Masdar Institute of Science and Technology
- Type: Private not-for-profit
- Active: 2007–2017 (merged)
- Academic affiliations: Khalifa University
- Provost: Behjat Al Yousuf (2015)
- Academic staff: 85 (2017)
- Postgraduates: 456 (2017)
- Location: Masdar City, Abu Dhabi, United Arab Emirates 24°25′57″N 54°37′07″E﻿ / ﻿24.43250°N 54.61861°E
- Colours: Light Blue and White

= Masdar Institute =

Former university in Abu Dhabi, UAE

The Masdar Institute of Science and Technology in Masdar City, Abu Dhabi, was a private, higher-education and research institute active from 2007 to 2017, when it merged with two other institutions, namely Petroleum Institute and Khalifa University, to become the multi-campus, sole-branded Khalifa University. Its previous structure, now part of Khalifa University, is now known as the Masdar City campus.
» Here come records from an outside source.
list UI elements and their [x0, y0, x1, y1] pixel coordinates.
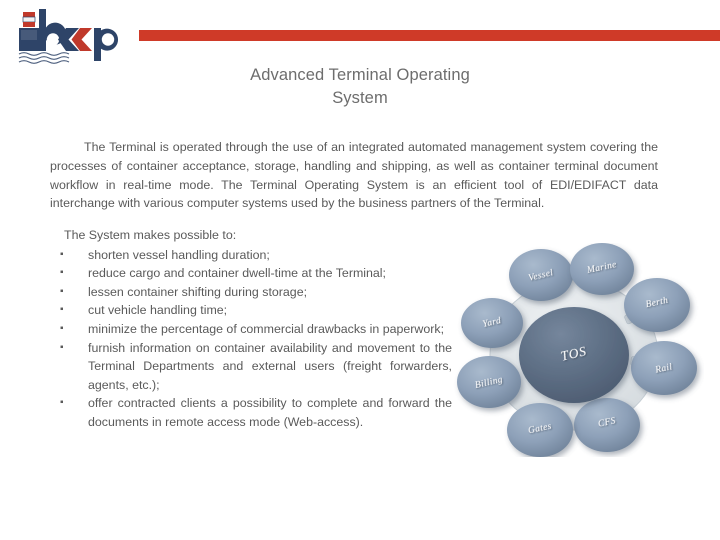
bullet-list-item: ▪ minimize the percentage of commercial d…: [50, 320, 452, 339]
bkp-port-logo-icon: [18, 9, 119, 64]
logo-stripe-red2-icon: [23, 22, 35, 27]
diagram-node-gates[interactable]: Gates: [507, 403, 573, 457]
bullet-list-item-text: shorten vessel handling duration;: [88, 247, 270, 262]
slide-header: bKKp: [0, 0, 720, 68]
bullet-list-item: ▪ cut vehicle handling time;: [50, 301, 452, 320]
intro-paragraph: The Terminal is operated through the use…: [50, 140, 658, 211]
diagram-node-billing[interactable]: Billing: [457, 356, 521, 408]
bullet-marker-icon: ▪: [60, 248, 64, 260]
bullet-list-item: ▪ furnish information on container availa…: [50, 339, 452, 395]
logo-stripe-red-icon: [23, 12, 35, 17]
logo-letter-b-counter-icon: [46, 33, 60, 46]
logo-container-highlight-icon: [21, 30, 37, 40]
bullet-marker-icon: ▪: [60, 397, 64, 409]
bullet-marker-icon: ▪: [60, 341, 64, 353]
bullet-list-item: ▪ offer contracted clients a possibility …: [50, 394, 452, 431]
tos-radial-diagram: Vessel Marine Berth Rail CFS Gates Billi…: [452, 243, 704, 457]
header-accent-bar: [139, 30, 720, 41]
page-title: Advanced Terminal Operating System: [110, 64, 610, 110]
capabilities-list-block: The System makes possible to: ▪ shorten v…: [50, 226, 452, 432]
bullet-list-item-text: cut vehicle handling time;: [88, 303, 228, 318]
bkp-logo: bKKp: [8, 4, 132, 66]
diagram-node-marine[interactable]: Marine: [570, 243, 634, 295]
diagram-node-berth[interactable]: Berth: [624, 278, 690, 332]
bullet-list-item: ▪ lessen container shifting during storag…: [50, 283, 452, 302]
bullet-marker-icon: ▪: [60, 304, 64, 316]
diagram-node-cfs[interactable]: CFS: [574, 398, 640, 452]
logo-waves-icon: [18, 52, 70, 64]
diagram-node-rail[interactable]: Rail: [631, 341, 697, 395]
bullet-marker-icon: ▪: [60, 285, 64, 297]
diagram-node-yard[interactable]: Yard: [461, 298, 523, 348]
page-title-line-1: Advanced Terminal Operating: [250, 66, 470, 84]
diagram-node-vessel[interactable]: Vessel: [509, 249, 573, 301]
page-title-line-2: System: [332, 89, 388, 107]
bullet-marker-icon: ▪: [60, 322, 64, 334]
logo-stripe-white-icon: [22, 16, 36, 23]
diagram-center-node[interactable]: TOS: [519, 307, 629, 403]
bullet-list-item-text: minimize the percentage of commercial dr…: [88, 321, 445, 336]
bullet-marker-icon: ▪: [60, 267, 64, 279]
list-intro-text: The System makes possible to:: [64, 228, 237, 242]
bullet-list-item-text: offer contracted clients a possibility t…: [88, 396, 452, 429]
bullet-list-item: ▪ shorten vessel handling duration;: [50, 246, 452, 265]
bullet-list-item: ▪ reduce cargo and container dwell-time a…: [50, 264, 452, 283]
bullet-list-item-text: reduce cargo and container dwell-time at…: [88, 266, 386, 281]
bullet-list-item-text: lessen container shifting during storage…: [88, 284, 308, 299]
logo-letter-p-counter-icon: [101, 33, 115, 46]
bullet-list-item-text: furnish information on container availab…: [88, 340, 452, 392]
capabilities-bullet-list: ▪ shorten vessel handling duration; ▪ reduc…: [50, 246, 452, 432]
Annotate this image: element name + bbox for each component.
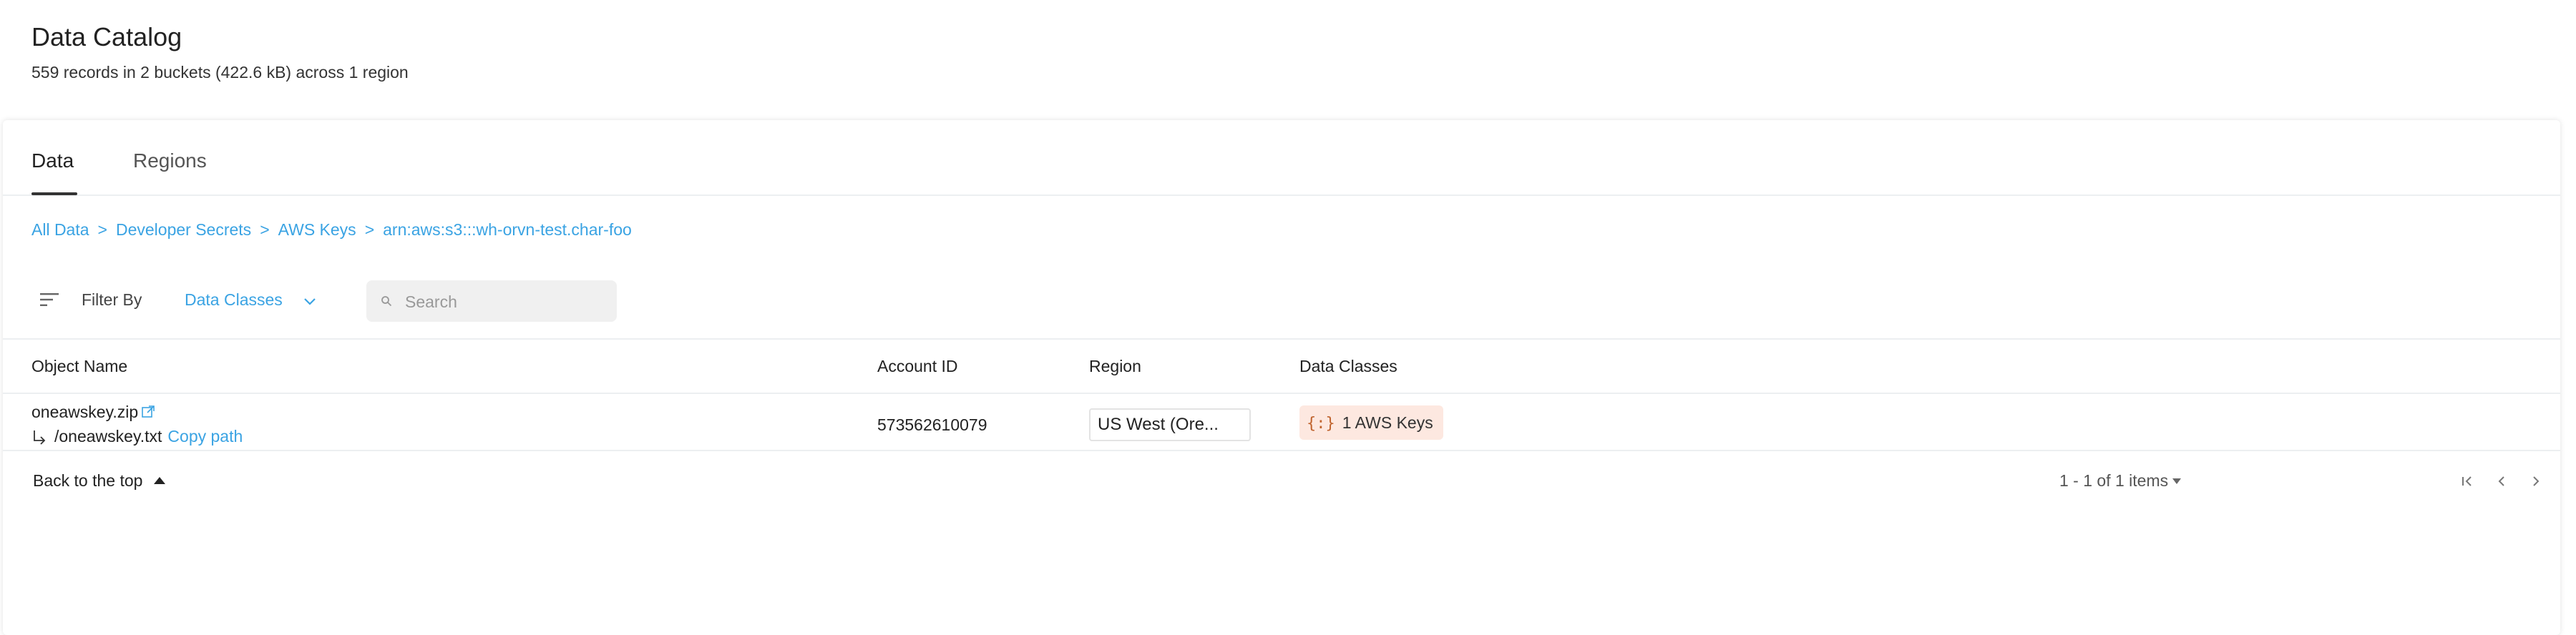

The Masdar Institute was an integral part of the nonprofit side of the Masdar Initiative and was the first institution to occupy Masdar City. The Technology and Development Program at MIT provided scholarly assessment and advice to the Masdar Institute.

==History==
The Masdar Institute, established on 25 February 2007, was developed by Hip Hing Construction, with the architectural firm Foster and Partners. The first phase of the project was managed by CH2M Hill. As of 2017, it employed 85 faculty members and had an enrollment of 456 students. Its establishment was part of a resource diversification policy for Abu Dhabi, along with Masdar City and the Zayed Future Energy Prize.

The same year, the institute completed a thermal energy storage project with the Norwegian company EnergyNest AS in Abu Dhabi, which was continued for improvement until 2017.

Also in 2017, Masdar merged with the Petroleum Institute and Khalifa University, to become the multi-campus and sole-branded Khalifa University.

==Students==
By 2017, 456 students were enrolled, and the institute had more than 550 alumni.

==Faculty and research==
Masdar Institute commenced teaching in September 2009. Its academics conducted research individually and in collaboration with several top-ranked universities, notably MIT, on subjects including water environment and health, advanced energy systems and microsystems, and advanced materials. By 2018, through the MI-MIT collaboration, 8 projects were completed and 11 one-to-one research and 3 flagship projects (larger research teams) were being executed. The collaboration had a scientific outreach that included 201 scientific peer-reviewed journal and book publications and 217 conference papers and presentations by April 2018.